Without the slightest scruple, the least pity (and moreover without really alleviating her depression), she is going to spoil her sister’s marriage, thus calculating her own power, feeling real desire and some pleasure in provoking the very masculine Clive, winning him over with a cunning, a talent, a method that would allow her to monopolize her brother-in-law openly before a paralyzed Nessa. Whom she never stops and would never stop loving. Whom she could never leave emotionally. And who, thus paralyzed, would have a delayed but enduring reaction to this suffering, this offense, lasting throughout their lives, punctually, instinctively, until the last fatal stroke, borne by Virginia.
Virginia, whom she loves, who holds an essential place in her life and who will often charm her, but whom she will keep at a greater distance than is apparent, even though her sister will often be aware of it. In the Charleston circle, the tone will be the one inherited by Quentin Bell. Virginia’s superiority, arrogance, fierceness will be denied, as will her frantic demands for affection, and she will appear humble before the emotional
and sexual life she attributes to Nessa, whose maternity she reveres. She likes to think of herself as her sister’s child, asks her why she gave birth to her, and is anxious to be a willing partner from the start, symbolically, with the children who follow Julian. “We both very much wanted a daughter this time,” she writes to a friend with regard to Angelica. And to Vanessa: “You’ve given me Julian and Quentin and Angelica.”41
But the first birth, Julian’s, will hardly move her. Babies have not yet entered into her desire or imagination. She doesn’t know yet that they will be denied her. As for Vanessa, she is monopolized, obsessed by her firstborn. Clive complains of never seeing her anymore, of no longer sleeping with her, now that she is interested only in the baby … whom he is afraid even to hold. While Virginia proclaims herself inept as a nurse.
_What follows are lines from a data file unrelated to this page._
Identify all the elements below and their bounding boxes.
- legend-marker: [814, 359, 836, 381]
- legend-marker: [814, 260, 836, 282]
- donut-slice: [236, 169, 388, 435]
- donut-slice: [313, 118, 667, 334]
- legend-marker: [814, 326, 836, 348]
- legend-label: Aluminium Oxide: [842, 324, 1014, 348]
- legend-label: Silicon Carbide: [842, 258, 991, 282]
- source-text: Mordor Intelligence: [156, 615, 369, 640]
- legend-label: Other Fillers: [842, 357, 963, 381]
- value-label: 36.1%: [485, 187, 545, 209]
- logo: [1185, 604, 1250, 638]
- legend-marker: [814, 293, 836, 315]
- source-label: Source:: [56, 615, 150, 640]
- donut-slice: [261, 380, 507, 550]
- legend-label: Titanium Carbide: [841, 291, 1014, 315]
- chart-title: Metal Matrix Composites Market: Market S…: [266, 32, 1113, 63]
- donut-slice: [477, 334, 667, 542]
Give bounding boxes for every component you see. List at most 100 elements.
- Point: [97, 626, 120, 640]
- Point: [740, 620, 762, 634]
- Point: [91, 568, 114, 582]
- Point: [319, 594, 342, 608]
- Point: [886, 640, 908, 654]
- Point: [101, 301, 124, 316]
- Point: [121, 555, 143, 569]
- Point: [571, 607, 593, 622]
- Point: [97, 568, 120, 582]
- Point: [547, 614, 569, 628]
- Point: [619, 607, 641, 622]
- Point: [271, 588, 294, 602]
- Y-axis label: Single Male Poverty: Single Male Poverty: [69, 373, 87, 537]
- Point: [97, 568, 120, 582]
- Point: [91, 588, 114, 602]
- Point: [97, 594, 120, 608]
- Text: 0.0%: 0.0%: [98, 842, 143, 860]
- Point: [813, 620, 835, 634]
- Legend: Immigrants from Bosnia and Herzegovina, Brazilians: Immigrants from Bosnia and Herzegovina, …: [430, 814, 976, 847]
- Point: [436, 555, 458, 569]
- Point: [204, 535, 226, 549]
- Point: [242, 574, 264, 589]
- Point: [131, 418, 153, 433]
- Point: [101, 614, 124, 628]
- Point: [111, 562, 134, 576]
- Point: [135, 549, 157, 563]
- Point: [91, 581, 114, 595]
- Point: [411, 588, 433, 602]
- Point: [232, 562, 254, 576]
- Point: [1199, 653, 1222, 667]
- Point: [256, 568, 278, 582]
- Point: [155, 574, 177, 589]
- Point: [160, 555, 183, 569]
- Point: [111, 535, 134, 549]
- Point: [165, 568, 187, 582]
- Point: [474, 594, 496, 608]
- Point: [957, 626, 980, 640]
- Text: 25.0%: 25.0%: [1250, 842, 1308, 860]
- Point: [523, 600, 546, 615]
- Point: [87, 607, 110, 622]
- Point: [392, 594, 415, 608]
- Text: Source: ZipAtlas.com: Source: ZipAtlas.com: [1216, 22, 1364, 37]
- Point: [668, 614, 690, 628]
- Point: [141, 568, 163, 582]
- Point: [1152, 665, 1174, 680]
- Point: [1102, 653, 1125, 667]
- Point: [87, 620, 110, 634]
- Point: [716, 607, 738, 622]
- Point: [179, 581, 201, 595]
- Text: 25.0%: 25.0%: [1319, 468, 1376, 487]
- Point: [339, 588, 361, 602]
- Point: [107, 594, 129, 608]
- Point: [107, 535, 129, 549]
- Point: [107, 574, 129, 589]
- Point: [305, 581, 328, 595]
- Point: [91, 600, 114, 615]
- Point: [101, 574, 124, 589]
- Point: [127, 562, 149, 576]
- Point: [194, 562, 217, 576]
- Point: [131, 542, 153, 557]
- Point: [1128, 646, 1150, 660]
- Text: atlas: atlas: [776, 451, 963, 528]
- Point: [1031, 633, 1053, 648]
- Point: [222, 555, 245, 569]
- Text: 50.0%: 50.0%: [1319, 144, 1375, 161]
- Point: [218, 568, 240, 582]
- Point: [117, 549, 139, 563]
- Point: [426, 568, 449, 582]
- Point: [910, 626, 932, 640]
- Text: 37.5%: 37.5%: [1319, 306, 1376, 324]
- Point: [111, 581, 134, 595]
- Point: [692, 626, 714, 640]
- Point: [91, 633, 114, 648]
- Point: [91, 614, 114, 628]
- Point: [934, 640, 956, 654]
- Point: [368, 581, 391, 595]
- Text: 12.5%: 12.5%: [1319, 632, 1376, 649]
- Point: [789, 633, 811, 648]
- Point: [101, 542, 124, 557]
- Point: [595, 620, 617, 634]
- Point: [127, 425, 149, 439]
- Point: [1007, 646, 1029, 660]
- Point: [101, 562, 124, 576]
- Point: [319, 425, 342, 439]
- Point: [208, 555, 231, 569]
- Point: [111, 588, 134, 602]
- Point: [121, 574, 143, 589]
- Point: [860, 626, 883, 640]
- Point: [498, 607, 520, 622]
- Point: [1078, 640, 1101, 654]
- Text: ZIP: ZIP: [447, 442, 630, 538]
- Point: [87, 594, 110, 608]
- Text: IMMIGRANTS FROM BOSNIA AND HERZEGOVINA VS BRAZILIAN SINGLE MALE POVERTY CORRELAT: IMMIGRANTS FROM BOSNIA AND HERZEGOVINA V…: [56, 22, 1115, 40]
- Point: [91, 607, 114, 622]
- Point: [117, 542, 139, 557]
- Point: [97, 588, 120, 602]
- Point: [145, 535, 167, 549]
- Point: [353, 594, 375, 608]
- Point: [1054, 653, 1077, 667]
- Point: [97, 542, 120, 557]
Together brother- and sister-in-law flee the cries of the newborn, of whom they say they are jealous. Together they go on long walks, which remained completely innocuous, unlike Virginia’s letters to Clive or even those addressed to her sister. Because it is through her attachment to Nessa—which she likes to describe as a love affair and which never wanes—it is through courting her sister through Clive, or courting Clive through her sister, that Virginia manages to achieve her goal: paralyzing Vanessa, beaten in advance, disarmed, strangely silenced. Bound hand and foot, as Virginia was a year earlier, facing her sister’s marriage and desertion. The illusion that nothing has changed in their relationship is part of the game, and at first glance, nothing seems to blemish, much less spoil their bond.
But will Virginia ever know the extent, the depth of the wound Vanessa hides, letting nothing show, including, from now on, any heartbreak? Vanessa will remain forever closed, impenetrable on this point, locked down. Throughout her future life, she will let herself only be seen as a fulfilled woman, resolutely natural, happily provocative, a lavish mother, a satisfied lover, and fundamentally a painter.